I first encountered Jim Elyea back around the year 2001 when I was looking for some esoteric information on an early Vox AC4 amplifier that I had acquired. I was working as the editor of The Guitar Magazine in London, England, and started inquiring in gear circles for someone who might know a little more about this seemingly odd transition-period version of the little student model amp. There I was, a guest in the land of Vox, and yet all roads seemed to lead back overseas and all the way to the west coast of the United States, where resided, I was informed, not only an amp collector on a massive scale, but the ultimate authority on all things vintage-Vox. These roads steered me right, and I have turned to Elyea time and again when I’ve been stuck for the final word on a Vox-related question for a book or magazine piece.

During our very first contact, Elyea mentioned that he was writing a book on Vox amps, and that he’d appreciate the passing along of any details, serial numbers and other info gleaned from unusual examples that I might encounter. “A Vox book, eh?” I thought. “It’s been done … but why not.” We would correspond every few months, Elyea would mention that he was still working on the book, and I would go away wondering when, or if, it would ever see the light of day.

It’s eight years later, and Elyea’s Vox Amplifiers: The JMI Years (History For Hire Press, $85; has landed like a cinderblock on our doorsteps. Indeed, “the Vox book” had been done before — and done admirably, in the form of The Vox Story by David Petersen & Dick Denney — but it has never been done like this. Elyea’s 682-page tome is the Vox book to end all Vox books. Much, much more than a fun reference born out of a labor of love, it’s an exhaustive compendium of all things JMI-Vox-related, including a wealth of back story — and “side story,” if you will — to give full context to Vox in its heyday, including the stories of the prominent bands who used the gear, Vox’s rival manufacturers, those that influenced it, and so forth.

The hardbound book is beautifully laid out and neatly typeset — given the kind of editorial respect that amp books were rarely afforded before the new millennium — with newly shot, high-resolution photos of over 100 vintage Vox amplifiers, alongside numerous archive photos of the factories, personnel, artists and advertising images relevant to the tale. Elyea’s rendering of the Vox story unfolds across seven sections;

  • Section 1: The History of JMI and Vox
  • Section 2: Component Parts
  • Section 3: From Concept to Consumer
  • Section 4: The Amplifiers
  • Section 5: Dating Your Amplifier
  • Section 6: The Groups
  • Section 7: Additional Materials

Each comprises virtually a book’s worth of information in itself, and packs unexpected tidbits to delight not only the Vox aficionado, but any guitar or gear fan. Section 2’s exhaustive look at the minutia of Vox cabinets, coverings, grille cloth, tubes and speakers, for example, and Section 4’s comprehensive rundown of every relevant model are the stuff a collector’s dreams are made of. Meanwhile, Section 6’s detailed examination of the relationship between bands such as the Beatles, the Shadows, the Rolling Stones and others and their Vox amps is trenchant enough to appeal to even the non-guitar-playing music fan.

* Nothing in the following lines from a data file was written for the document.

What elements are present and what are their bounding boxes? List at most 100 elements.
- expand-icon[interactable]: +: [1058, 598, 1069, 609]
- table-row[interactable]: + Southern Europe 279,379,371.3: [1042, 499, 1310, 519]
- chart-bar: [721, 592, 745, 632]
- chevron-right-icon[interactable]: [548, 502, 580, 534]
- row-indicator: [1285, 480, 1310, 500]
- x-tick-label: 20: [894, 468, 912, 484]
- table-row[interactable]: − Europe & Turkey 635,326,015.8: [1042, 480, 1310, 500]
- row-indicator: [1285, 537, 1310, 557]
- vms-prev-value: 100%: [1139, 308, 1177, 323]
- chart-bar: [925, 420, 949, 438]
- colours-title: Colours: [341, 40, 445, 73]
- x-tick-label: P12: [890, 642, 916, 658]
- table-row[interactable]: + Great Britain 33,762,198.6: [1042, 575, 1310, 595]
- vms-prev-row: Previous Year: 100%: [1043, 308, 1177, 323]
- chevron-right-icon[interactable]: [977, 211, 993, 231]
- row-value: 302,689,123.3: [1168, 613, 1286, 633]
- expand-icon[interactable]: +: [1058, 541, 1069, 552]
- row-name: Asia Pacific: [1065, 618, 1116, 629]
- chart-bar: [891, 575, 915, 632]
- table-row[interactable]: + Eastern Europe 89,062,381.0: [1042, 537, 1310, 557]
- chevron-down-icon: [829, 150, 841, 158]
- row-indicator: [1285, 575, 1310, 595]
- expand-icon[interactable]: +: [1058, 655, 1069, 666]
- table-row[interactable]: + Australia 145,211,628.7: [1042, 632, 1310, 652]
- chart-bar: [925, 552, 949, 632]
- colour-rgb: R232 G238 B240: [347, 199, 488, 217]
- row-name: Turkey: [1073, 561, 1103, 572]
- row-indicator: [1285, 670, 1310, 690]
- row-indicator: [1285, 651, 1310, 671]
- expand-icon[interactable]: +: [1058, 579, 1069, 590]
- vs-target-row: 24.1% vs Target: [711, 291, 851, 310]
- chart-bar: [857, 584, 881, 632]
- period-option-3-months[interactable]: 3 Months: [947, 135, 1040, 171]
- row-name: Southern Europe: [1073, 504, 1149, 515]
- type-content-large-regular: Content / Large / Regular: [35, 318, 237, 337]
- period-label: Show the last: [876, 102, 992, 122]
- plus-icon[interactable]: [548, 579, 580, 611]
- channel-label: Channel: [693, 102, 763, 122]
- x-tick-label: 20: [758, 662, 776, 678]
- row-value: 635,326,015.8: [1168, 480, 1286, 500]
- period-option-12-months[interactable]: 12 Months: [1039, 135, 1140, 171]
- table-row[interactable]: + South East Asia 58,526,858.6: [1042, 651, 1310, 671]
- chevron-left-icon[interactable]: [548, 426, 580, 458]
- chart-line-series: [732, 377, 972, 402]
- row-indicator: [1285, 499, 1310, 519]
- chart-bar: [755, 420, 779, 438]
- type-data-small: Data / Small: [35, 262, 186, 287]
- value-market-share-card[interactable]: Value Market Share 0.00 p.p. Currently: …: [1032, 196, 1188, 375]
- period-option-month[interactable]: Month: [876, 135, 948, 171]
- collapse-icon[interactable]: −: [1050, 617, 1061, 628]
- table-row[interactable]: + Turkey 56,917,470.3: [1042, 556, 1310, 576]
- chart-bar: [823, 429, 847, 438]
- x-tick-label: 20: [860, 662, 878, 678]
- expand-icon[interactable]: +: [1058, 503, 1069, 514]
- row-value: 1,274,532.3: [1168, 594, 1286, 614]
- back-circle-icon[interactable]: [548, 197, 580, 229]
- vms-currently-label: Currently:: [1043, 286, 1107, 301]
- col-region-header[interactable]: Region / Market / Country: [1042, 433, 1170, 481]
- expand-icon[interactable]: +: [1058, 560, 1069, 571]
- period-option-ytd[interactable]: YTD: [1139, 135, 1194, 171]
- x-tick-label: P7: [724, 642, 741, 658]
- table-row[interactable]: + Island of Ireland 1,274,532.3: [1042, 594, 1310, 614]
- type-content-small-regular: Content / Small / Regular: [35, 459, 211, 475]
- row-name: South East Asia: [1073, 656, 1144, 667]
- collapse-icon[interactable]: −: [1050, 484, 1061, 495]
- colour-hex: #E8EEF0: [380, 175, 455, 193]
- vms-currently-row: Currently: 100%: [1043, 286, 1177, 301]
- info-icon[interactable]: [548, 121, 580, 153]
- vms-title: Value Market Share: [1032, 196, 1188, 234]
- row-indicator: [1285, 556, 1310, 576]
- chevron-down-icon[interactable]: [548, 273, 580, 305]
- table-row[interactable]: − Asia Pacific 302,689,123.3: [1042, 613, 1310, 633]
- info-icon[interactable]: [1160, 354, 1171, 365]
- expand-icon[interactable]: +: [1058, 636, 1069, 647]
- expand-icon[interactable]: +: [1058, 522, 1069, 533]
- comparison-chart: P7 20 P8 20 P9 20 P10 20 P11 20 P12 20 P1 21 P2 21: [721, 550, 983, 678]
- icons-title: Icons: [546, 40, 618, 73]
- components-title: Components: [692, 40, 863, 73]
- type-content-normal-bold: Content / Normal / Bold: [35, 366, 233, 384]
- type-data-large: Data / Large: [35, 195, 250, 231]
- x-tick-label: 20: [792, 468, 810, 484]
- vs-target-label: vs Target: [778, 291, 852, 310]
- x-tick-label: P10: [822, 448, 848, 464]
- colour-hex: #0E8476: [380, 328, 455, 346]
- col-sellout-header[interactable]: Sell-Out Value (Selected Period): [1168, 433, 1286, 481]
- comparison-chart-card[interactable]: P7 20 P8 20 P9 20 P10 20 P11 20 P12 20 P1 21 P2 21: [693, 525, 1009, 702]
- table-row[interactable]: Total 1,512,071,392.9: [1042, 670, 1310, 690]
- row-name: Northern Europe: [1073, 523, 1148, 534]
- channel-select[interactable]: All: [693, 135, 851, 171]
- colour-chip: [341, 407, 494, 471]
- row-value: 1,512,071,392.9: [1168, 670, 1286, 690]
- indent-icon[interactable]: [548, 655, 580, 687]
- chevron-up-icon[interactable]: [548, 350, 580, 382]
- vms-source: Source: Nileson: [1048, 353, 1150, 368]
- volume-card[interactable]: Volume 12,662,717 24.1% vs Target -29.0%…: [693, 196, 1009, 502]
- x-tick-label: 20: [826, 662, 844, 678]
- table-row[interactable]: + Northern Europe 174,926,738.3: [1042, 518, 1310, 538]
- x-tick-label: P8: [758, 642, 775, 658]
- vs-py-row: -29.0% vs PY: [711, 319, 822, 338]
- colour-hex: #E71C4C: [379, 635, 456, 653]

As an amp nut myself, I was drawn first to the internal photos and detail shots of vintage Vox models, and the thorough explanations of circuit and model evolution that accompany them. Anywhere I let the pages fall, though, I discover a captivating story from within this compelling slice of rock and roll history. Sure, there’s bound to be something missing from this book. No publication is perfect, right? But if any jot, tittle or iota relevant to Vox’s JMI years is missing from this book, I certainly haven’t found it.